Making a mess in the kitchen has become a hobby-slash-lifeline for some people, but there are times that we get sick of our own cooking. No matter how much time, energy and quality ingredients you invest in the dishes you make, you still don’t get the same level of satisfaction versus eating a meal prepared by someone else. 

[READ: We love cooking—but cooking burnouts happen, too]

Apparently, there’s a scientific reason why. 

According to Nobel Prize winning psychologist Daniel Kaneman, the act of making your own food spoils the experience for you. “When you make your own sandwich, you anticipate its taste as you’re working on it. And when you think of a particular food for a while, you become less hungry for it later,” he wrote in New York Times’ Magazines fourth annual Food and Drink issue.  

“Researchers at Carnegie Mellon University, for example, found that imagining eating M&Ms makes you eat fewer of them. It’s a kind of specific satiation, just as most people find room for dessert when they couldn’t have another bite of their steak. The sandwich that another person prepares is not ‘preconsumed’ in the same way,” he added. 

Even though you haven’t necessarily eaten any of the ingredients that go into the dish you’re making, being exposed to them has triggered the “preconsumption” of the dish. 

Floating Island’s crispy pata.

In Filipino, there’s a term for the phenomenon: umay. 

When you’re eating rich food—like crispy pata—the repeated stimuli the dish offers loses its luster after a few bites. It only makes sense that the same phenomenon applies when you cook the dish yourself. After conceptualizing, planning, collecting ingredients, cooking and plating up your meal, your brain is bound to get “bored” of it, for lack of a better term. 

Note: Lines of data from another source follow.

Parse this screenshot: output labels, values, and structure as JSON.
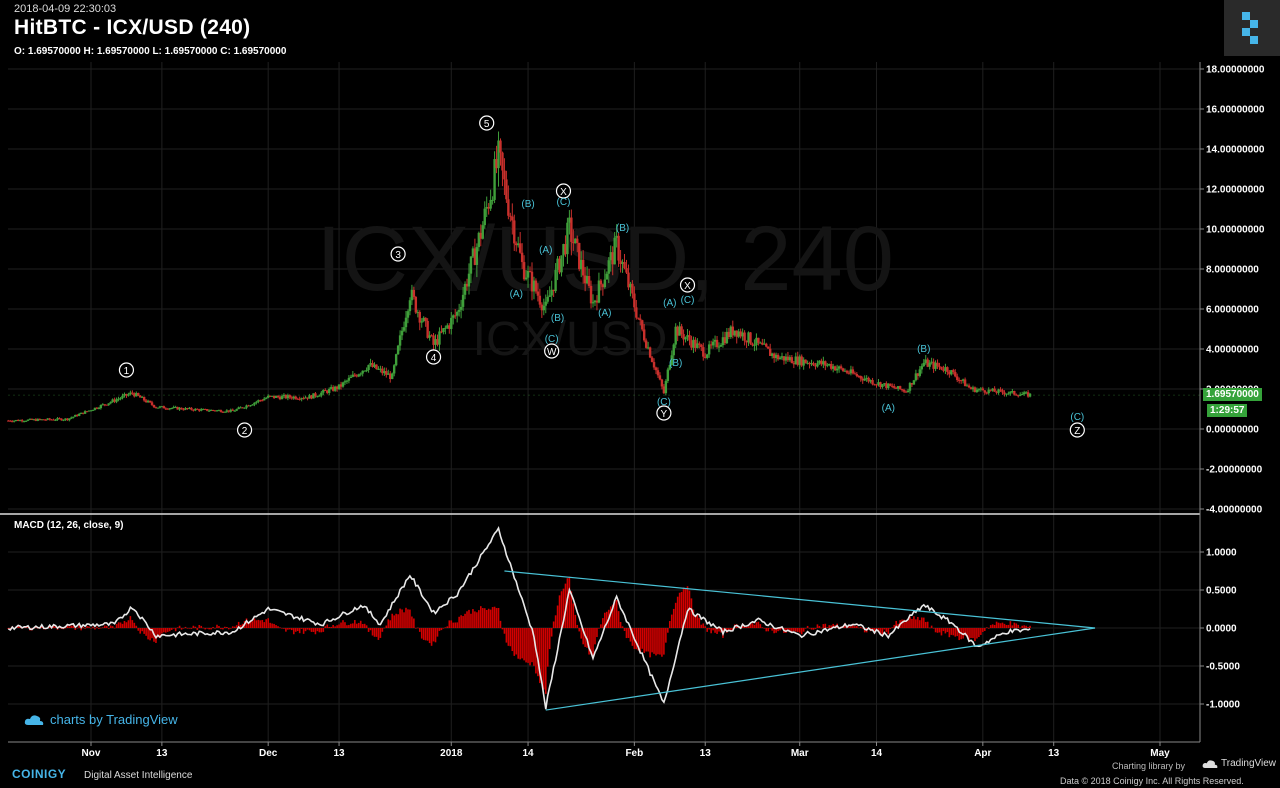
{
  "header": {
    "timestamp": "2018-04-09 22:30:03",
    "title": "HitBTC - ICX/USD (240)",
    "ohlc": "O: 1.69570000 H: 1.69570000 L: 1.69570000 C: 1.69570000",
    "watermark_main": "ICX/USD, 240",
    "watermark_sub": "ICX/USD"
  },
  "indicator": {
    "label": "MACD (12, 26, close, 9)"
  },
  "price_tag": {
    "value": "1.69570000",
    "countdown": "1:29:57",
    "color": "#35a33a"
  },
  "footer": {
    "tradingview_watermark": "charts by TradingView",
    "brand": "COINIGY",
    "tagline": "Digital Asset Intelligence",
    "library": "Charting library by",
    "library_brand": "TradingView",
    "copyright": "Data © 2018  Coinigy Inc. All Rights Reserved."
  },
  "colors": {
    "up": "#3f9f3a",
    "down": "#c9302c",
    "wave_cyan": "#49c2d6",
    "macd_line": "#e8e8e8",
    "histogram": "#d10000",
    "brand_blue": "#46b5e8"
  },
  "chart_data": [
    {
      "type": "candlestick",
      "title": "HitBTC - ICX/USD (240)",
      "x_tick_labels": [
        "Nov",
        "13",
        "Dec",
        "13",
        "2018",
        "14",
        "Feb",
        "13",
        "Mar",
        "14",
        "Apr",
        "13",
        "May"
      ],
      "y_tick_labels": [
        "18.00000000",
        "16.00000000",
        "14.00000000",
        "12.00000000",
        "10.00000000",
        "8.00000000",
        "6.00000000",
        "4.00000000",
        "2.00000000",
        "0.00000000",
        "-2.00000000",
        "-4.00000000"
      ],
      "ylim": [
        -4,
        18
      ],
      "last_price": 1.6957,
      "approx_close_series": [
        {
          "date": "2017-10-18",
          "close": 0.42
        },
        {
          "date": "2017-10-28",
          "close": 0.5
        },
        {
          "date": "2017-11-03",
          "close": 1.2
        },
        {
          "date": "2017-11-08",
          "close": 1.8
        },
        {
          "date": "2017-11-12",
          "close": 1.1
        },
        {
          "date": "2017-11-20",
          "close": 0.95
        },
        {
          "date": "2017-11-25",
          "close": 0.9
        },
        {
          "date": "2017-12-01",
          "close": 1.6
        },
        {
          "date": "2017-12-08",
          "close": 1.6
        },
        {
          "date": "2017-12-13",
          "close": 2.1
        },
        {
          "date": "2017-12-18",
          "close": 3.2
        },
        {
          "date": "2017-12-22",
          "close": 2.6
        },
        {
          "date": "2017-12-25",
          "close": 6.8
        },
        {
          "date": "2017-12-29",
          "close": 4.2
        },
        {
          "date": "2018-01-02",
          "close": 5.8
        },
        {
          "date": "2018-01-06",
          "close": 9.8
        },
        {
          "date": "2018-01-09",
          "close": 13.5
        },
        {
          "date": "2018-01-13",
          "close": 8.2
        },
        {
          "date": "2018-01-17",
          "close": 6.0
        },
        {
          "date": "2018-01-21",
          "close": 10.0
        },
        {
          "date": "2018-01-25",
          "close": 6.3
        },
        {
          "date": "2018-01-29",
          "close": 9.2
        },
        {
          "date": "2018-02-02",
          "close": 5.2
        },
        {
          "date": "2018-02-06",
          "close": 1.8
        },
        {
          "date": "2018-02-08",
          "close": 5.0
        },
        {
          "date": "2018-02-13",
          "close": 3.8
        },
        {
          "date": "2018-02-18",
          "close": 5.0
        },
        {
          "date": "2018-02-25",
          "close": 3.6
        },
        {
          "date": "2018-03-06",
          "close": 3.2
        },
        {
          "date": "2018-03-14",
          "close": 2.3
        },
        {
          "date": "2018-03-19",
          "close": 1.9
        },
        {
          "date": "2018-03-22",
          "close": 3.3
        },
        {
          "date": "2018-03-26",
          "close": 3.0
        },
        {
          "date": "2018-03-30",
          "close": 2.0
        },
        {
          "date": "2018-04-09",
          "close": 1.7
        }
      ],
      "wave_labels": [
        {
          "text": "1",
          "date": "2017-11-07",
          "price": 2.95,
          "style": "circled-white"
        },
        {
          "text": "2",
          "date": "2017-11-27",
          "price": -0.05,
          "style": "circled-white"
        },
        {
          "text": "3",
          "date": "2017-12-23",
          "price": 8.75,
          "style": "circled-white"
        },
        {
          "text": "4",
          "date": "2017-12-29",
          "price": 3.6,
          "style": "circled-white"
        },
        {
          "text": "5",
          "date": "2018-01-07",
          "price": 15.3,
          "style": "circled-white"
        },
        {
          "text": "X",
          "date": "2018-01-20",
          "price": 11.9,
          "style": "circled-white"
        },
        {
          "text": "(B)",
          "date": "2018-01-14",
          "price": 11.3,
          "style": "cyan"
        },
        {
          "text": "(C)",
          "date": "2018-01-20",
          "price": 11.4,
          "style": "cyan"
        },
        {
          "text": "(A)",
          "date": "2018-01-12",
          "price": 6.8,
          "style": "cyan"
        },
        {
          "text": "(A)",
          "date": "2018-01-17",
          "price": 9.0,
          "style": "cyan"
        },
        {
          "text": "(B)",
          "date": "2018-01-19",
          "price": 5.6,
          "style": "cyan"
        },
        {
          "text": "(C)",
          "date": "2018-01-18",
          "price": 4.55,
          "style": "cyan"
        },
        {
          "text": "W",
          "date": "2018-01-18",
          "price": 3.9,
          "style": "circled-white"
        },
        {
          "text": "(A)",
          "date": "2018-01-27",
          "price": 5.85,
          "style": "cyan"
        },
        {
          "text": "(B)",
          "date": "2018-01-30",
          "price": 10.1,
          "style": "cyan"
        },
        {
          "text": "(C)",
          "date": "2018-02-06",
          "price": 1.4,
          "style": "cyan"
        },
        {
          "text": "Y",
          "date": "2018-02-06",
          "price": 0.8,
          "style": "circled-white"
        },
        {
          "text": "(A)",
          "date": "2018-02-07",
          "price": 6.35,
          "style": "cyan"
        },
        {
          "text": "(B)",
          "date": "2018-02-08",
          "price": 3.35,
          "style": "cyan"
        },
        {
          "text": "X",
          "date": "2018-02-10",
          "price": 7.2,
          "style": "circled-white"
        },
        {
          "text": "(C)",
          "date": "2018-02-10",
          "price": 6.5,
          "style": "cyan"
        },
        {
          "text": "(A)",
          "date": "2018-03-16",
          "price": 1.1,
          "style": "cyan"
        },
        {
          "text": "(B)",
          "date": "2018-03-22",
          "price": 4.05,
          "style": "cyan"
        },
        {
          "text": "(C)",
          "date": "2018-04-17",
          "price": 0.65,
          "style": "cyan"
        },
        {
          "text": "Z",
          "date": "2018-04-17",
          "price": -0.05,
          "style": "circled-white"
        }
      ]
    },
    {
      "type": "line",
      "title": "MACD (12, 26, close, 9)",
      "y_tick_labels": [
        "1.0000",
        "0.5000",
        "0.0000",
        "-0.5000",
        "-1.0000"
      ],
      "ylim": [
        -1.4,
        1.4
      ],
      "series": [
        {
          "name": "MACD",
          "points": [
            {
              "date": "2017-10-18",
              "value": 0.0
            },
            {
              "date": "2017-11-05",
              "value": 0.05
            },
            {
              "date": "2017-11-08",
              "value": 0.28
            },
            {
              "date": "2017-11-12",
              "value": -0.1
            },
            {
              "date": "2017-11-25",
              "value": -0.05
            },
            {
              "date": "2017-12-01",
              "value": 0.25
            },
            {
              "date": "2017-12-10",
              "value": 0.05
            },
            {
              "date": "2017-12-17",
              "value": 0.3
            },
            {
              "date": "2017-12-20",
              "value": 0.05
            },
            {
              "date": "2017-12-25",
              "value": 0.7
            },
            {
              "date": "2017-12-29",
              "value": 0.2
            },
            {
              "date": "2018-01-02",
              "value": 0.45
            },
            {
              "date": "2018-01-09",
              "value": 1.3
            },
            {
              "date": "2018-01-15",
              "value": -0.1
            },
            {
              "date": "2018-01-17",
              "value": -1.05
            },
            {
              "date": "2018-01-21",
              "value": 0.5
            },
            {
              "date": "2018-01-25",
              "value": -0.4
            },
            {
              "date": "2018-01-29",
              "value": 0.4
            },
            {
              "date": "2018-02-02",
              "value": -0.3
            },
            {
              "date": "2018-02-06",
              "value": -1.0
            },
            {
              "date": "2018-02-10",
              "value": 0.25
            },
            {
              "date": "2018-02-16",
              "value": -0.05
            },
            {
              "date": "2018-02-22",
              "value": 0.1
            },
            {
              "date": "2018-03-01",
              "value": -0.1
            },
            {
              "date": "2018-03-10",
              "value": 0.05
            },
            {
              "date": "2018-03-16",
              "value": -0.1
            },
            {
              "date": "2018-03-22",
              "value": 0.3
            },
            {
              "date": "2018-03-27",
              "value": 0.05
            },
            {
              "date": "2018-03-31",
              "value": -0.25
            },
            {
              "date": "2018-04-05",
              "value": -0.05
            },
            {
              "date": "2018-04-09",
              "value": -0.02
            }
          ]
        }
      ],
      "trendlines": [
        {
          "from": {
            "date": "2018-01-10",
            "value": 0.75
          },
          "to": {
            "date": "2018-04-20",
            "value": 0.0
          }
        },
        {
          "from": {
            "date": "2018-01-17",
            "value": -1.08
          },
          "to": {
            "date": "2018-04-20",
            "value": 0.0
          }
        }
      ]
    }
  ]
}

The same line of thinking goes for the other side of things. 

When you eat at a restaurant or at your mom’s house, you’re not necessarily “exposed” to the process that goes into cooking the food you’re about to eat. Sure, the smells and sounds are there, but they end up as anticipatory factors instead of sensory spoilers for your meals. 

This might also be the answer to why food tastes so good when it’s free or when you’re stealing it off someone else’s plate—you know, aside from the fact that you didn’t pay for it.